Onu koydukları odanın kapısının ardından birtakım gürültüler geliyordu. Alessia dizlerini biraz daha kendine çekti. Karmaşık duyguları henüz ağlamasına izin vermemişti. Boğuk ve inatçı ses muhafızlardan geliyordu. Umursamazca yatağın ucuna biraz daha yaslandı. Nanta'nın aksine buranın camları vardı ve baktığında tüm Araf'ı ayaklarının altında hissettiriyordu. Bunun da Hanzeb'in kendini tatmin ettiği oyunlardan biri olduğunu düşünmek zor olmamıştı.

Araf'ın mor sisli uzaklarına baktı. O sırada zihnindeki soru kalabalığını bir düzene koymaya çalışmakta meşguldü. Kaç asır yaşamıştı mesela? Tüm aileleri onu sevmiş miydi? Yaşarken onun gerçek çocukları olmadığını biliyorlar mıydı? Ya da son hatırladığı annesi ve babasının bir oyuncudan fazlası gibi hissettiği olmuş muydu?

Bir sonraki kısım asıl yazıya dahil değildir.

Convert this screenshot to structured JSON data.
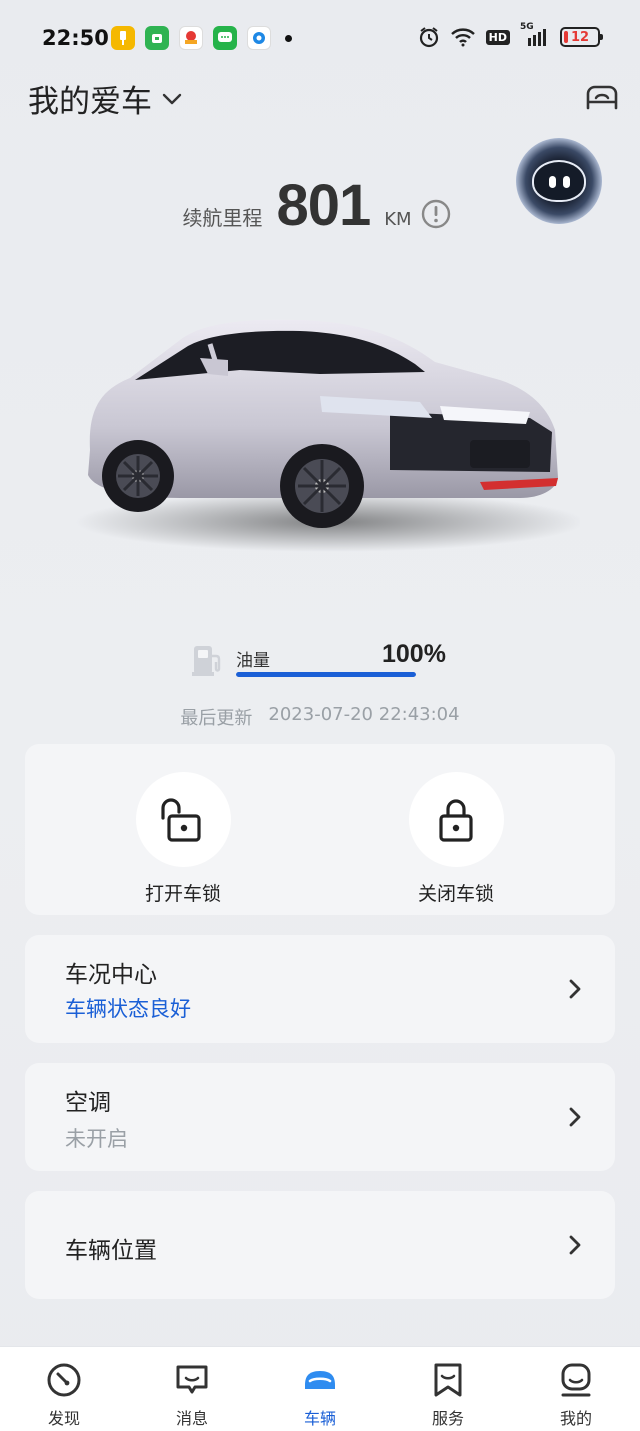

Aniden kapı açılında iç sesi bölündü. Elleri oturduğu zemine düştü ve geriledi. Agiel onaylamaz gözlerle onu izliyordu. Muhafızlar kapıları aynı hızda kapattı. Demek bunca zaman duyduğu inatçı ses Agiel'a aitti. Hala bakışıyorlardı. Alessia ne diyeceğini bilmedi. Ağzını açacak gibi olduysa da sözcükler büyük bir yudum gibi boğazına takıldı ve dudakları büküldü.

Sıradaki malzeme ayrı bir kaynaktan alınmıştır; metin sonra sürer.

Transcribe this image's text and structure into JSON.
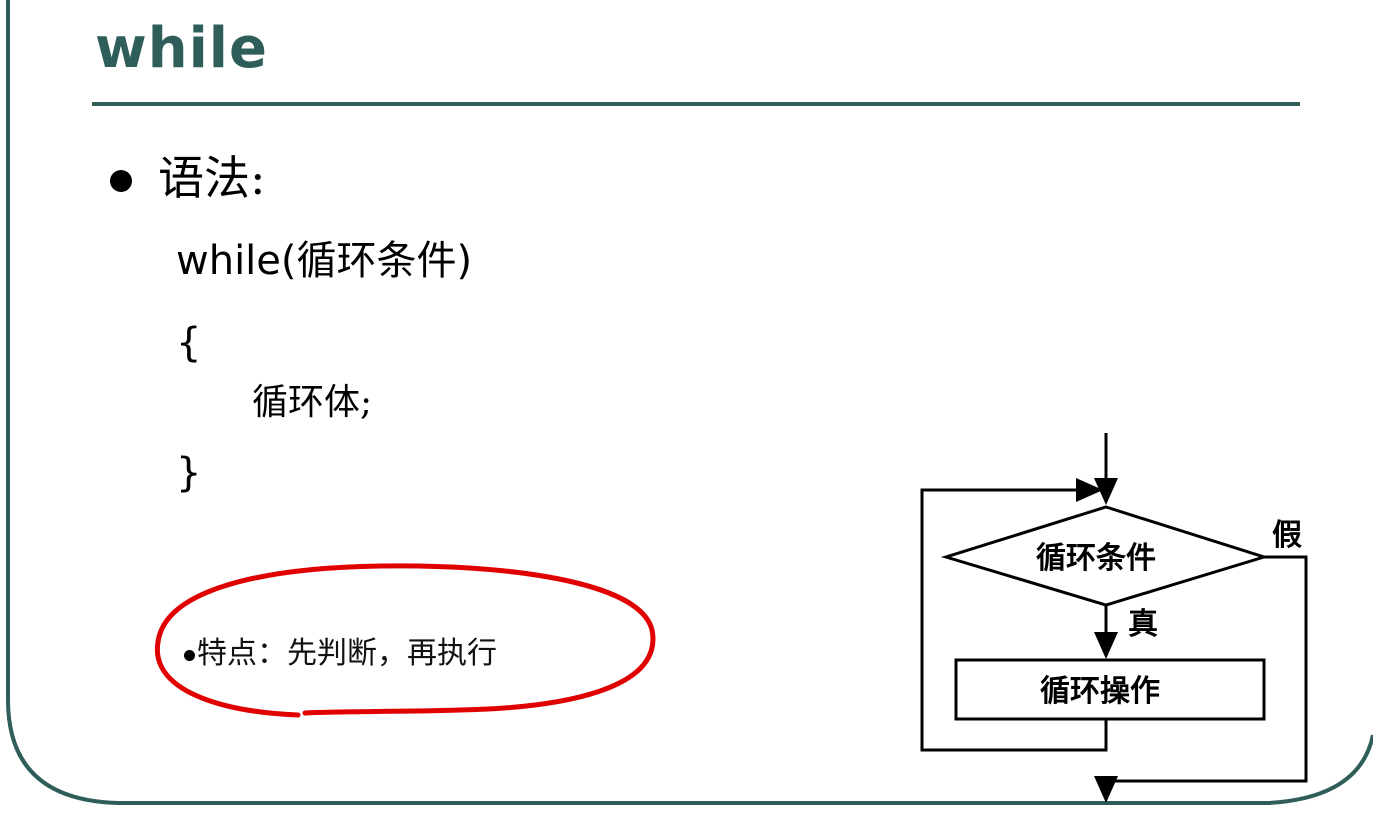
{
  "slide": {
    "title": "while",
    "bullet_heading": "语法:",
    "code_lines": [
      "while(循环条件)",
      "{",
      "循环体;",
      "}"
    ],
    "note": "特点：先判断，再执行",
    "accent_color": "#2e5d5a",
    "annotation_color": "#e00000"
  },
  "flowchart": {
    "condition_label": "循环条件",
    "true_label": "真",
    "false_label": "假",
    "action_label": "循环操作"
  }
}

Agiel bu görüntüyle bir süredir tuttuğu nefesi bıraktı, omuzları hüzünle düştü. ''Yosun kafa,'' Birkaç büyük adımdan sonra Alessia'nın karşısında duruyordu. Dizlerinin önüne çöktü ve onu kollarının arasına aldı. Alessia boğazından kopan bir hıçkırığa engel olamadı. ''Ah, Yosun...'' Sanki Agiel'in kolları içeride bir yerde göz yaşlarını tutan yerin tıpasını çekip çıkarmıştı. ''Şşşşşt...''

Agiel'ın ellerini yeşil saçlarında hissediyordu. ''Tüm göz yaşlarını bir gecede tüket Yaşam Kanı.'' Alessia onun kolları arasında gittikçe küçülüyordu sanki.

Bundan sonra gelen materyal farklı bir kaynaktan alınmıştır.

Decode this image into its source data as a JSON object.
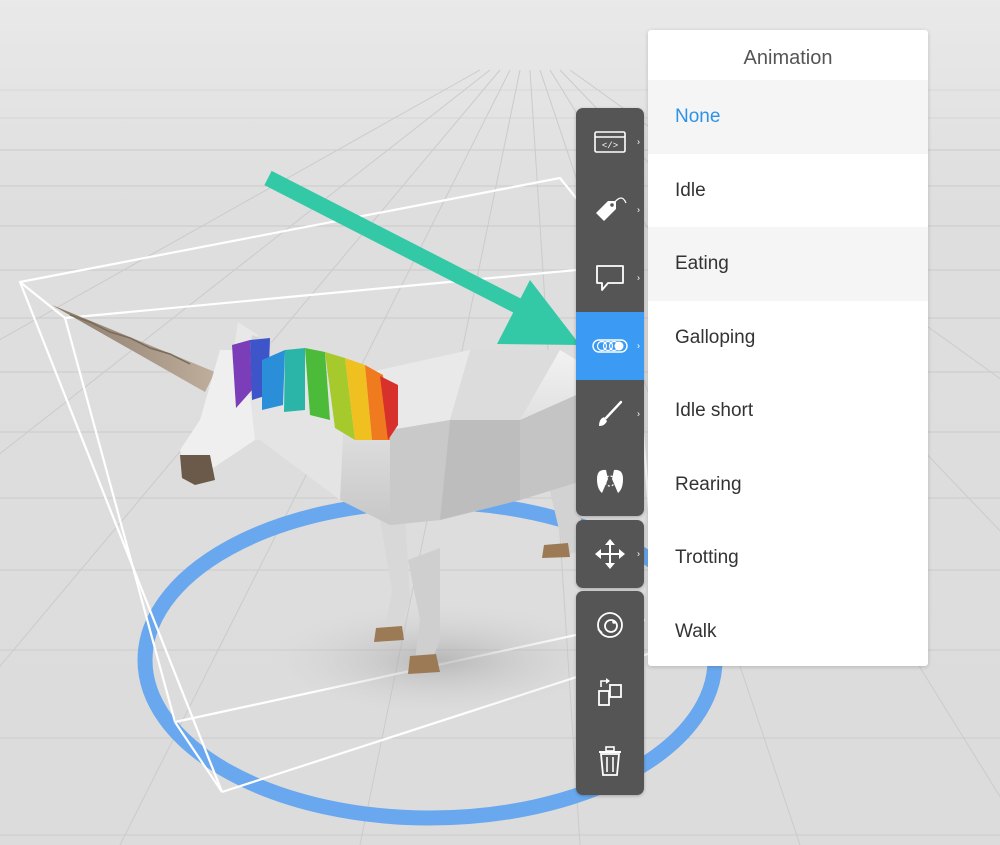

Agiel kendi dikenlerinden bile delici hıçkırıklardan sonra onu ellerinden tutarak kalkmasına yardım etti. Agiel'e göre yatağa yatabilecek güçteydi, bu yüzden koca yatağa kendisi bırakıp bir top haline geldiğinde müdahale etmedi. ''İyi olacaksın, Yosun. En azından bundan daha iyi.''

Alessia sanki iyi günleri ona Agiel verebilirmiş gibi ''Lütfen,'' dedi. ''Geçmişteki tüm Alessia'lardan kurtulmalıyım.'' Agiel ipek mendilini çıkarıp kızın akan burnunu sildi. Son cümlesinin sayıklamadan ibaret olduğunu biliyordu.

Alessia uyandığında Agiel'ı göremeyecekti.

Gün doğmadığında Alessia'nın kapısı aralandı. Hatırladığı tüm güneşlerin sahte olduğunu bilmesine rağmen o parlaklığı ve sıcaklığı özlemişti.

İki Erinye odasının çift kapılı girişinde belirince yorganı tutan elleri yumruk oldu. ''Ne istiyorsunuz?'' Enselerinden çıkan yılanlar bir kolye gibi boyunlarına dolanmıştı. Hatta bir tasma. Alessia bu iki mutant erkeğinin neden ona yaklaşmakta olduğunu korkuyla merak etti. ''Neler oluyor?'' Dedi tekrar. Cevap sessizlikti. Yatağın iki ucuna geçip aynı anda yorganı Alessia'nın elinden aldılar. İkisininde üstleri çıplak, parlak tenleri göz önündeyken. Alessia bu serginin kimin isteği olduğunu merak etti.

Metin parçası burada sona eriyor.